Devant la persistance d’un souffle systolique à l’examen clinique, une échographie est demandée, pour documenter la valvulopathie chez ce patient qui n’a jamais autant consulter les médecins de sa vie.

PSPA from fish Nip echocardiographie on Vimeo.

12051520141226–1-IM 0003-results from fish Nip echocardiographie on Vimeo.

12051520141226–1-IM 0010-results from fish Nip echocardiographie on Vimeo.

Il s’agissait donc d’une endocardite mitrale, avec une perforation de A2 au pied de la végétation, compliquant un SAM sur CMH (sans hypertrophie majeure d’ailleurs, le septum est à 12 MM, le diagnostic de CMH repose ici surtout les anomalies mitrales)

Avec le recul, la médecine est toujours un peu plus facile…
Était-ce réellement une pneumopathie à Klebsielle (même germe dans les hémocultures qui ont finit par pousser) ou était-ce un OAP unilatéral sur une insuffisance mitrale par perforation de la grande valve?

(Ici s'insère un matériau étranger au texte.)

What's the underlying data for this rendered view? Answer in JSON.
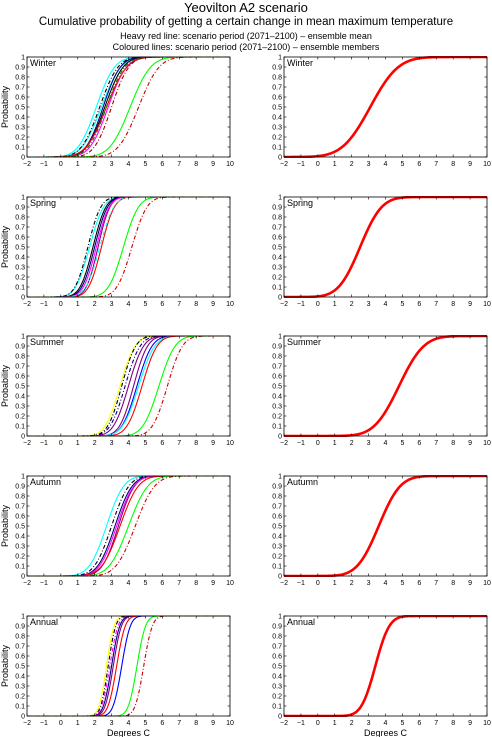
{
  "page": {
    "title": "Yeovilton A2 scenario",
    "subtitle": "Cumulative probability of getting a certain change in mean maximum temperature",
    "note_mean": "Heavy red line: scenario period (2071–2100) – ensemble mean",
    "note_members": "Coloured lines: scenario period (2071–2100) – ensemble members"
  },
  "chart_data": [
    {
      "type": "line",
      "panel": "members",
      "label": "Winter",
      "xlabel": "",
      "ylabel": "Probability",
      "xlim": [
        -2,
        10
      ],
      "ylim": [
        0,
        1
      ],
      "xticks": [
        "−2",
        "−1",
        "0",
        "1",
        "2",
        "3",
        "4",
        "5",
        "6",
        "7",
        "8",
        "9",
        "10"
      ],
      "yticks": [
        "0",
        "0.1",
        "0.2",
        "0.3",
        "0.4",
        "0.5",
        "0.6",
        "0.7",
        "0.8",
        "0.9",
        "1"
      ],
      "grid": false,
      "series": [
        {
          "color": "#00ffff",
          "style": "solid",
          "mean": 2.1,
          "sd": 0.85
        },
        {
          "color": "#00ffff",
          "style": "solid",
          "mean": 2.4,
          "sd": 0.9
        },
        {
          "color": "#000000",
          "style": "dashdot",
          "mean": 2.3,
          "sd": 0.85
        },
        {
          "color": "#000000",
          "style": "solid",
          "mean": 2.6,
          "sd": 0.85
        },
        {
          "color": "#000080",
          "style": "solid",
          "mean": 2.5,
          "sd": 0.8
        },
        {
          "color": "#ff00ff",
          "style": "solid",
          "mean": 2.8,
          "sd": 0.85
        },
        {
          "color": "#ff0000",
          "style": "solid",
          "mean": 2.7,
          "sd": 0.95
        },
        {
          "color": "#990000",
          "style": "dashdot",
          "mean": 3.0,
          "sd": 0.8
        },
        {
          "color": "#008000",
          "style": "dashdot",
          "mean": 2.7,
          "sd": 0.85
        },
        {
          "color": "#00ff00",
          "style": "solid",
          "mean": 4.1,
          "sd": 0.95
        },
        {
          "color": "#cc0000",
          "style": "dashdot",
          "mean": 4.6,
          "sd": 0.95
        }
      ]
    },
    {
      "type": "line",
      "panel": "mean",
      "label": "Winter",
      "xlabel": "",
      "ylabel": "",
      "xlim": [
        -2,
        10
      ],
      "ylim": [
        0,
        1
      ],
      "xticks": [
        "−2",
        "−1",
        "0",
        "1",
        "2",
        "3",
        "4",
        "5",
        "6",
        "7",
        "8",
        "9",
        "10"
      ],
      "yticks": [
        "0",
        "0.1",
        "0.2",
        "0.3",
        "0.4",
        "0.5",
        "0.6",
        "0.7",
        "0.8",
        "0.9",
        "1"
      ],
      "grid": false,
      "series": [
        {
          "color": "#ff0000",
          "style": "heavy",
          "mean": 3.1,
          "sd": 1.3
        }
      ]
    },
    {
      "type": "line",
      "panel": "members",
      "label": "Spring",
      "xlabel": "",
      "ylabel": "Probability",
      "xlim": [
        -2,
        10
      ],
      "ylim": [
        0,
        1
      ],
      "xticks": [
        "−2",
        "−1",
        "0",
        "1",
        "2",
        "3",
        "4",
        "5",
        "6",
        "7",
        "8",
        "9",
        "10"
      ],
      "yticks": [
        "0",
        "0.1",
        "0.2",
        "0.3",
        "0.4",
        "0.5",
        "0.6",
        "0.7",
        "0.8",
        "0.9",
        "1"
      ],
      "grid": false,
      "series": [
        {
          "color": "#00ffff",
          "style": "solid",
          "mean": 1.7,
          "sd": 0.65
        },
        {
          "color": "#000000",
          "style": "dashdot",
          "mean": 1.6,
          "sd": 0.6
        },
        {
          "color": "#000000",
          "style": "solid",
          "mean": 1.9,
          "sd": 0.6
        },
        {
          "color": "#000080",
          "style": "solid",
          "mean": 2.0,
          "sd": 0.6
        },
        {
          "color": "#800080",
          "style": "solid",
          "mean": 2.2,
          "sd": 0.55
        },
        {
          "color": "#ff00ff",
          "style": "solid",
          "mean": 2.1,
          "sd": 0.6
        },
        {
          "color": "#ff0000",
          "style": "solid",
          "mean": 2.4,
          "sd": 0.6
        },
        {
          "color": "#00ffff",
          "style": "dashdot",
          "mean": 2.3,
          "sd": 0.65
        },
        {
          "color": "#00ff00",
          "style": "solid",
          "mean": 3.7,
          "sd": 0.7
        },
        {
          "color": "#cc0000",
          "style": "dashdot",
          "mean": 4.2,
          "sd": 0.7
        }
      ]
    },
    {
      "type": "line",
      "panel": "mean",
      "label": "Spring",
      "xlabel": "",
      "ylabel": "",
      "xlim": [
        -2,
        10
      ],
      "ylim": [
        0,
        1
      ],
      "xticks": [
        "−2",
        "−1",
        "0",
        "1",
        "2",
        "3",
        "4",
        "5",
        "6",
        "7",
        "8",
        "9",
        "10"
      ],
      "yticks": [
        "0",
        "0.1",
        "0.2",
        "0.3",
        "0.4",
        "0.5",
        "0.6",
        "0.7",
        "0.8",
        "0.9",
        "1"
      ],
      "grid": false,
      "series": [
        {
          "color": "#ff0000",
          "style": "heavy",
          "mean": 2.5,
          "sd": 1.0
        }
      ]
    },
    {
      "type": "line",
      "panel": "members",
      "label": "Summer",
      "xlabel": "",
      "ylabel": "Probability",
      "xlim": [
        -2,
        10
      ],
      "ylim": [
        0,
        1
      ],
      "xticks": [
        "−2",
        "−1",
        "0",
        "1",
        "2",
        "3",
        "4",
        "5",
        "6",
        "7",
        "8",
        "9",
        "10"
      ],
      "yticks": [
        "0",
        "0.1",
        "0.2",
        "0.3",
        "0.4",
        "0.5",
        "0.6",
        "0.7",
        "0.8",
        "0.9",
        "1"
      ],
      "grid": false,
      "series": [
        {
          "color": "#ffff00",
          "style": "solid",
          "mean": 3.5,
          "sd": 0.7
        },
        {
          "color": "#000000",
          "style": "dashdot",
          "mean": 3.6,
          "sd": 0.65
        },
        {
          "color": "#000080",
          "style": "dashdot",
          "mean": 3.8,
          "sd": 0.7
        },
        {
          "color": "#800080",
          "style": "solid",
          "mean": 4.0,
          "sd": 0.7
        },
        {
          "color": "#800080",
          "style": "solid",
          "mean": 4.3,
          "sd": 0.65
        },
        {
          "color": "#0000ff",
          "style": "solid",
          "mean": 4.5,
          "sd": 0.7
        },
        {
          "color": "#00ffff",
          "style": "solid",
          "mean": 4.6,
          "sd": 0.75
        },
        {
          "color": "#ff0000",
          "style": "solid",
          "mean": 4.8,
          "sd": 0.7
        },
        {
          "color": "#00ff00",
          "style": "solid",
          "mean": 5.8,
          "sd": 0.75
        },
        {
          "color": "#cc0000",
          "style": "dashdot",
          "mean": 6.3,
          "sd": 0.7
        }
      ]
    },
    {
      "type": "line",
      "panel": "mean",
      "label": "Summer",
      "xlabel": "",
      "ylabel": "",
      "xlim": [
        -2,
        10
      ],
      "ylim": [
        0,
        1
      ],
      "xticks": [
        "−2",
        "−1",
        "0",
        "1",
        "2",
        "3",
        "4",
        "5",
        "6",
        "7",
        "8",
        "9",
        "10"
      ],
      "yticks": [
        "0",
        "0.1",
        "0.2",
        "0.3",
        "0.4",
        "0.5",
        "0.6",
        "0.7",
        "0.8",
        "0.9",
        "1"
      ],
      "grid": false,
      "series": [
        {
          "color": "#ff0000",
          "style": "heavy",
          "mean": 4.8,
          "sd": 1.15
        }
      ]
    },
    {
      "type": "line",
      "panel": "members",
      "label": "Autumn",
      "xlabel": "",
      "ylabel": "Probability",
      "xlim": [
        -2,
        10
      ],
      "ylim": [
        0,
        1
      ],
      "xticks": [
        "−2",
        "−1",
        "0",
        "1",
        "2",
        "3",
        "4",
        "5",
        "6",
        "7",
        "8",
        "9",
        "10"
      ],
      "yticks": [
        "0",
        "0.1",
        "0.2",
        "0.3",
        "0.4",
        "0.5",
        "0.6",
        "0.7",
        "0.8",
        "0.9",
        "1"
      ],
      "grid": false,
      "series": [
        {
          "color": "#00ffff",
          "style": "solid",
          "mean": 2.7,
          "sd": 0.8
        },
        {
          "color": "#000000",
          "style": "dashdot",
          "mean": 3.0,
          "sd": 0.8
        },
        {
          "color": "#000080",
          "style": "solid",
          "mean": 3.2,
          "sd": 0.8
        },
        {
          "color": "#800080",
          "style": "solid",
          "mean": 3.4,
          "sd": 0.75
        },
        {
          "color": "#ff00ff",
          "style": "solid",
          "mean": 3.3,
          "sd": 0.8
        },
        {
          "color": "#ff0000",
          "style": "solid",
          "mean": 3.5,
          "sd": 0.85
        },
        {
          "color": "#00ff00",
          "style": "solid",
          "mean": 4.0,
          "sd": 0.9
        },
        {
          "color": "#cc0000",
          "style": "dashdot",
          "mean": 4.4,
          "sd": 0.9
        }
      ]
    },
    {
      "type": "line",
      "panel": "mean",
      "label": "Autumn",
      "xlabel": "",
      "ylabel": "",
      "xlim": [
        -2,
        10
      ],
      "ylim": [
        0,
        1
      ],
      "xticks": [
        "−2",
        "−1",
        "0",
        "1",
        "2",
        "3",
        "4",
        "5",
        "6",
        "7",
        "8",
        "9",
        "10"
      ],
      "yticks": [
        "0",
        "0.1",
        "0.2",
        "0.3",
        "0.4",
        "0.5",
        "0.6",
        "0.7",
        "0.8",
        "0.9",
        "1"
      ],
      "grid": false,
      "series": [
        {
          "color": "#ff0000",
          "style": "heavy",
          "mean": 3.6,
          "sd": 1.0
        }
      ]
    },
    {
      "type": "line",
      "panel": "members",
      "label": "Annual",
      "xlabel": "Degrees C",
      "ylabel": "Probability",
      "xlim": [
        -2,
        10
      ],
      "ylim": [
        0,
        1
      ],
      "xticks": [
        "−2",
        "−1",
        "0",
        "1",
        "2",
        "3",
        "4",
        "5",
        "6",
        "7",
        "8",
        "9",
        "10"
      ],
      "yticks": [
        "0",
        "0.1",
        "0.2",
        "0.3",
        "0.4",
        "0.5",
        "0.6",
        "0.7",
        "0.8",
        "0.9",
        "1"
      ],
      "grid": false,
      "series": [
        {
          "color": "#ffff00",
          "style": "solid",
          "mean": 2.7,
          "sd": 0.35
        },
        {
          "color": "#000000",
          "style": "dashdot",
          "mean": 2.8,
          "sd": 0.35
        },
        {
          "color": "#ff00ff",
          "style": "dashdot",
          "mean": 2.9,
          "sd": 0.38
        },
        {
          "color": "#000080",
          "style": "solid",
          "mean": 3.0,
          "sd": 0.38
        },
        {
          "color": "#800080",
          "style": "solid",
          "mean": 3.1,
          "sd": 0.38
        },
        {
          "color": "#ff0000",
          "style": "solid",
          "mean": 3.3,
          "sd": 0.4
        },
        {
          "color": "#0000ff",
          "style": "solid",
          "mean": 3.6,
          "sd": 0.4
        },
        {
          "color": "#00ff00",
          "style": "solid",
          "mean": 4.5,
          "sd": 0.4
        },
        {
          "color": "#cc0000",
          "style": "dashdot",
          "mean": 4.9,
          "sd": 0.4
        }
      ]
    },
    {
      "type": "line",
      "panel": "mean",
      "label": "Annual",
      "xlabel": "Degrees C",
      "ylabel": "",
      "xlim": [
        -2,
        10
      ],
      "ylim": [
        0,
        1
      ],
      "xticks": [
        "−2",
        "−1",
        "0",
        "1",
        "2",
        "3",
        "4",
        "5",
        "6",
        "7",
        "8",
        "9",
        "10"
      ],
      "yticks": [
        "0",
        "0.1",
        "0.2",
        "0.3",
        "0.4",
        "0.5",
        "0.6",
        "0.7",
        "0.8",
        "0.9",
        "1"
      ],
      "grid": false,
      "series": [
        {
          "color": "#ff0000",
          "style": "heavy",
          "mean": 3.4,
          "sd": 0.65
        }
      ]
    }
  ]
}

Je penche plutôt pour la pneumopathie.
Il y a certes des arguments pour l’OAP :
– La présentation atypique sans toux productive
– la direction du jet d’IM qui est effectivement vers la veine supérieure gauche (et l’auricule en parasternal grand axe)
– La difficulté de réellement quantifier le retentissement d’une IM aiguë, dans une petite oreillette

Il y a aussi des arguments contre :
– La quantification de l’IM!
– L’absence d’HTAP
– L’amélioration spontanée du foyer sans diurétique, avec pluôt une aggravation de l’insuffisance mitrale.
– Le scanner post-opératoire (qui du coup perd un peu de sa valeur) est lui franchement en faveur d’une pneumopathie (post-op?)

Au delà de cette histoire d’OAP, ce dossier est une excellente illustration de la subjectivité de notre interprétation de l’imagerie, et de l’influence de toutes les informations recueillies avant le test sur l’analyse du test.
Face A, cette première écho à été demandée pour « diagnostic de souffle », chez un patient sortant, « cadré », donc dans une optique « bilan chronique », j’ai donc décrit la CMH, j’ai même zoomé sur cette mitrale, sans voir la petite végétation, qui n’a pas échappée à Odile, Clément et Doudou.
Face B, (la version moins commerciale ou s’exprime la sensibilité de l’artiste), il s’agit d’un dossier flou, comment souvent dans ces endocardites lentes, avec beaucoup d’incertitudes. L’echo aurait peut-être été interprétée différemment si elle avait été réalisée dans cette optique.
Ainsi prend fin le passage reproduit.